Radio On came out in 1979, and bravely attempted the impossible: to make an authentic British road movie. It was, incredibly, the British Film Institute’s most expensive film up to that point – a whole eighty grand was lavished on it, although very little of that seems to have been spent on the script. A London DJ, Robert (played by David Beames as the unlikeliest, least charismatic DJ ever, spinning Ian Dury records to an indifferent factory floor) travels to Bristol following his brother’s mysterious death. En route, he meets various characters – a hitch-hiking army deserter who clearly has anger management “issues”; a petrol pump attendant who bears a curious resemblance to Sting (okay, so it IS Sting) and a German woman looking for her daughter. In the end, the DJ drives his car to a quarry and gets on a train back to London. Yes, you read that right.
The film was shot in black and white, by the late Martin Schafer, formerly assistant to Robby Muller, who had shot most (all?) of Wim Wenders’ films up till then, and it was co-produced by Wenders, with consequent pre-sales to the German TV market. Yes, it’s depressing. It came out in the year that Margaret Thatcher came to power, and its monochrome vision of a pre-mobile, pre-video Britain is unlikely to summon any great nostalgia for the era. It’s difficult to remember what it was like growing up in black and white, or listening to Wreckless Eric, after all. As with Marmite, the world is sharply divided between those who loathe Radio On (the cinema-goer who demanded to know of director Chris Petit why he made “such a boring film”, the NME reviewer who wrote that it was “moving… like, toward the exit”) and those of us (both of us) who love it. Even Chris Petit said “only a man with a sense of humour could have made a film so relentlessly unfunny.”

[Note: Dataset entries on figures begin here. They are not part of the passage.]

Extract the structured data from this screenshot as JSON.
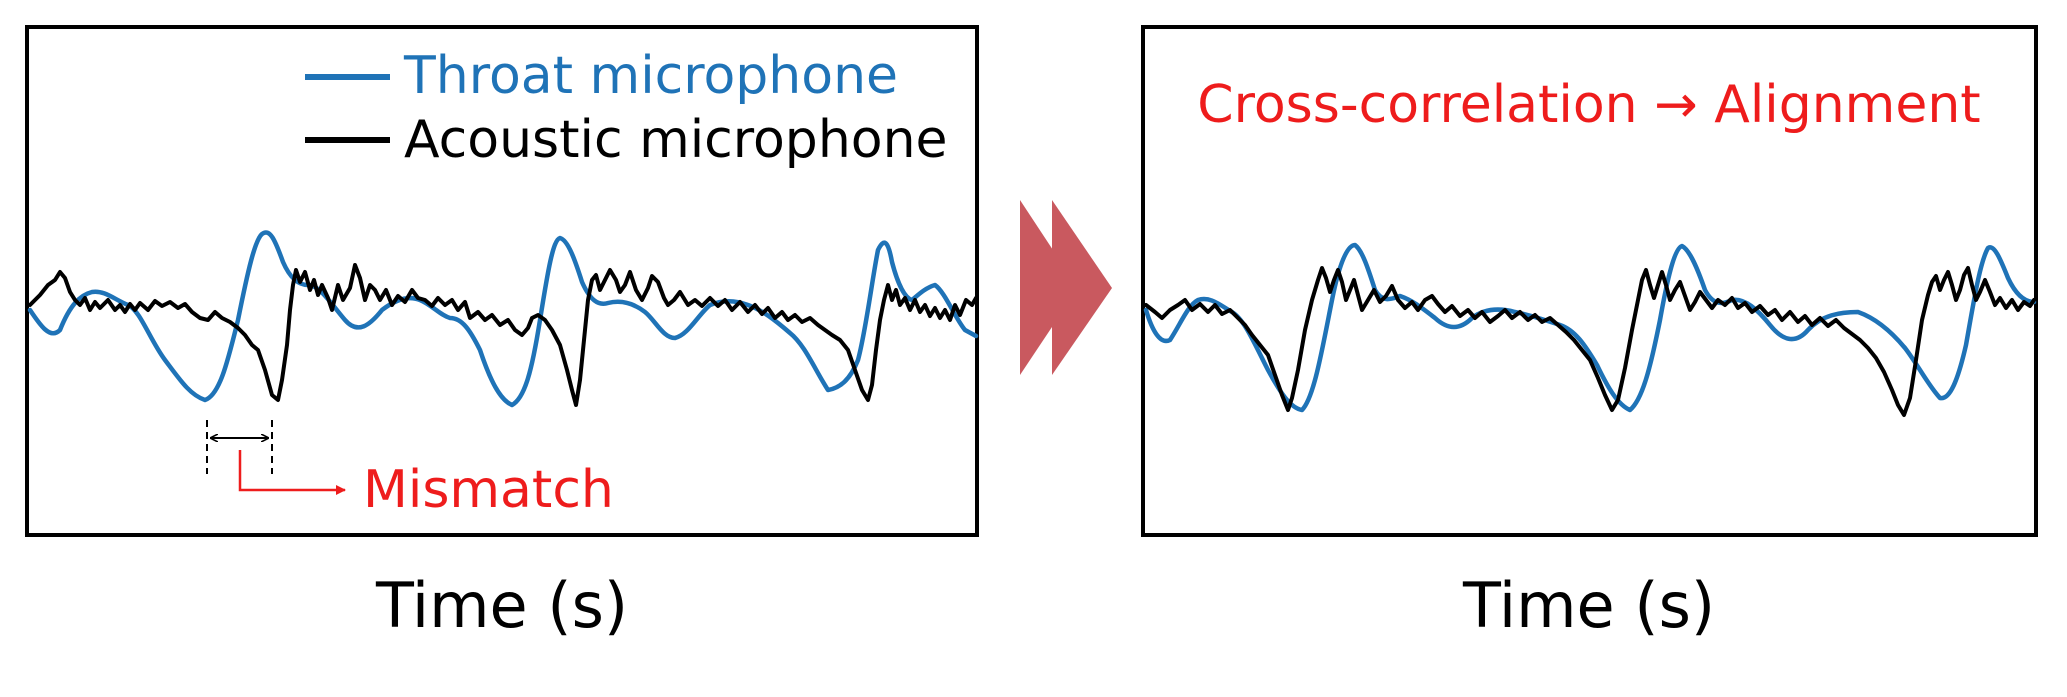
{
  "left_panel": {
    "legend": [
      {
        "label": "Throat microphone",
        "color": "#1f73b7"
      },
      {
        "label": "Acoustic microphone",
        "color": "#000000"
      }
    ],
    "annotation": "Mismatch",
    "xlabel": "Time (s)"
  },
  "arrow": {
    "color": "#c9595f"
  },
  "right_panel": {
    "title": "Cross-correlation → Alignment",
    "xlabel": "Time (s)"
  },
  "colors": {
    "throat": "#1f73b7",
    "acoustic": "#000000",
    "accent_red": "#ee1c1c",
    "frame": "#000000"
  }
}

I beg to differ. For a Bristolian, Radio On is full of wonderful jokes (the football scores which begin with the once-inevitable defeat for Bristol City; the protagonist’s humiliation at the hands – or rather the feet – of a female pool player in legendary Montpelier pub the Old England; Sting’s acting) as well as wonderful visual records of things past: the Temple Meads/Temple Gate flyover, the afore-mentioned Old E pool room.
Some things haven’t changed, of course. The seemingly endless journey that Robert makes down the A4 from London to Bristol still takes half a day if you’re lucky. Friends tell me there’s a new-fangled motorway a few miles to the north that’s much quicker but I’ve yet to try it. True, you never see anyone hitch-hiking these days, and Sting doesn’t appear in any films any more, but there are still lots of German women wandering around Bristol crying out “Wo ist mein Kind?” Or are they from Newport? I’m never quite sure. More importantly, Silbury Hill, which is glimpsed briefly through the fog from Beames’ car, is still there, even if the Temple Gate flyover isn’t.
There is, in a minimalist script where entire hours seem to pass between conversations, some cracking dialogue. “Is there anything to do around here?” the luckless Robert asks a young punk outside the long deceased and unlamented Clifton Down nightspot Platform 1. “What do you want?” the punk replies. “Speed, coke, methedrine, acid?”
Later, when Robert befriends the miserable German woman (is that a tautology?) and they gaze forlornly over the Bristol Channel from Weston, she delivers one of the saddest lines in cinema: “Last night I thought we would sleep together, but we won’t….” Robert, I know how you feel at that point.
Radio On is slow, badly acted – in fact Sting comes across like Daniel Day-Lewis compared to the underwritten Beames character – and so dark it’s hard to tell what’s going on most of the time (“not much” is the answer) but if nothing else, it has half a dozen good laughs – more than the average Ben Stiller or Adam Sandler movie – and a soundtrack to kill for. It starts (brilliantly) with David Bowie’s Heroes accompanying the camera on a handheld tour of the kind of cramped but oh-so-bohemian Clifton flat which people always inhabit in films about Bristol. It continues with more Bowie (Always Crashing in the Same Car) Kraftwerk, Devo, Ian Dury and, best of all, Lene Lovich, whose Lucky Number One is heard through the walls of the Platform 1 nightclub Robert can’t get into.
Calling Radio On the best Bristol film ever may be damning it with faint praise. There isn’t much competition. And it isn’t that good. But there’s something gloriously single-minded and cantankerous about it. I don’t remember the late 70s being boring at all. I’d just discovered Hawkwind, and Sam Peckinpah, and self-abuse of various kinds. That was going to keep boredom at bay for a few years yet. But if you WERE bored with the UK, then a film essentially about boredom had to be boring, I suppose. In which case, Radio On only half-succeeds.